Regierung und Volk waren sich einig: „Wir geben nicht auf“. Monatelang hatte Végel sich mit seiner Frau in fremden Häusern verstecken müssen, in Schutzräumen. So lernten sie die Welt des Krieges besser kennen als durch die Medien. Auch jetzt, während der „Siegesfeiern“ bleiben die Häuser der ungarischen Minderheit dunkel; bisher hatten sie es verstanden, sich „unsichtbar“ zu machen. Immer wieder fragt der Autor sich, wie es so weit hatte kommen können, versucht, die Ereignisse zu verstehen und kommt zu dem Schluss, dass die Geschichte, deren Teil er selbst ist, nicht nur von diesem Krieg handelt, sondern schon von den Zeiten der Eltern und Großeltern. Ganze Generationen hatten verheimlicht, dass sie nicht die Kraft gehabt hatten, auch nur einen einzigen Krieg zu beenden. Immer gab es nur Sieger und Verlierer, doch die Kriege wurden nicht wirklich beendet. Die Sieger wurden immer selbstherrlicher, die Verlierer hatten immer mehr zu büßen.
Végel erinnert sich, wie man seiner Mutter schon vor dem Krieg hinterher gerufen hatte, doch in ihre Heimat nach Ungarn zurückzugehen. Die Mutter war verdutzt, schlich nach Hause und verriegelte die Tür. Sie hatte keinen Pass, war fast 80. Bisher war sie nur ein einziges Mal in Ungarn gewesen, als er, ihr Sohn, sie zu der Reise überredet hatte. Sie wollte nicht, dass die Nachbarn von dieser Reise erführen, was er als junger Mann gar nicht verstehen konnte. Eine alte Angst war in ihr aufgebrochen, die Angst von 1945, als die Serben die Sieger, die Ungarn die Verlierer waren. Erst viel später erzählte sie von den Massengräbern der deutschen Bevölkerung, den Pogromen, die nach dem Krieg gegen sie und die Ungarn veranstaltet worden waren.
Végels Tagebuch umfasst nicht nur die knapp dreimonatige Kriegszeit; es erzählt auch die Geschichte von Region und Stadt. „Exterritorium“ ist die Klage um ein Novi Sad, das zwar nicht von Nato-Bombern zerstört wurde, sondern vom sich immer weiter ausbreitenden Nationalismus, gegen die multinationale Kultur.
Végel hatte das Land nicht verlassen, er war geblieben, wollte Zeuge der Geschichte sein.

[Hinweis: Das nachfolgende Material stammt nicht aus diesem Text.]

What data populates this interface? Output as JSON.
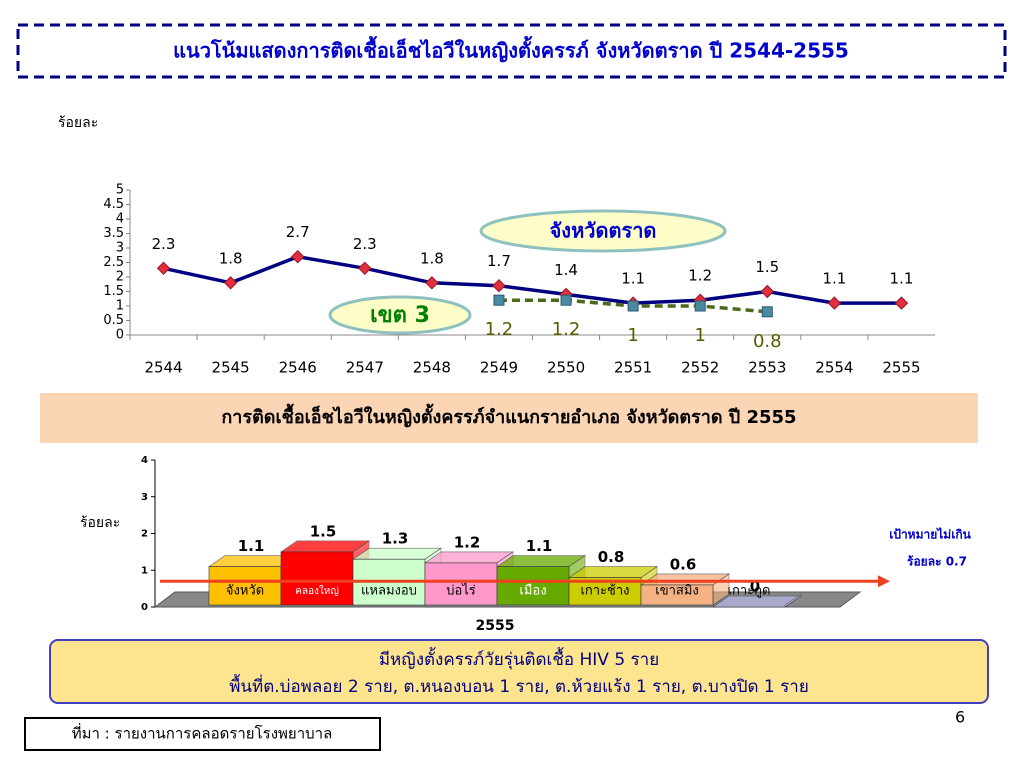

Er hatte geglaubt, seine Nachbarn zu kennen, mit denen er als Kind Fußball gespielt, sich als Erwachsener unterhalten hatte. Nur wenige serbische Freunde waren ihm geblieben. Noch will er sein Fremdsein nicht akzeptieren, obwohl es doch so offensichtlich ist und ihm wird bewusst, dass er ein Minderheitenschriftsteller geworden ist, einer der keine Wirklichkeit hat, nur ein Schatten ist. Andere, die die Treue zur Heimat immer im Munde führten, über sie schrieben, hatten sich aus dem Staub gemacht. Er aber bleibt in seinem Geburtsland, obwohl er es nicht mag, „wie ein Fremder, der sich dahin verirrt hat“. Er hatte ein Hüter der Vielfalt sein wollen, nun ist er einsam, nur noch einer der letzten Zeugen, ein „heimatloser Lokalpatriot“, wie er sich selbst nennt.
Eindringlich schildert Végel den ganzen Wahnsinn eines übersteigerten Nationalismus. 2003 wurde „Exterritorium“ in Ungarn zum besten Buch des Jahres gekürt.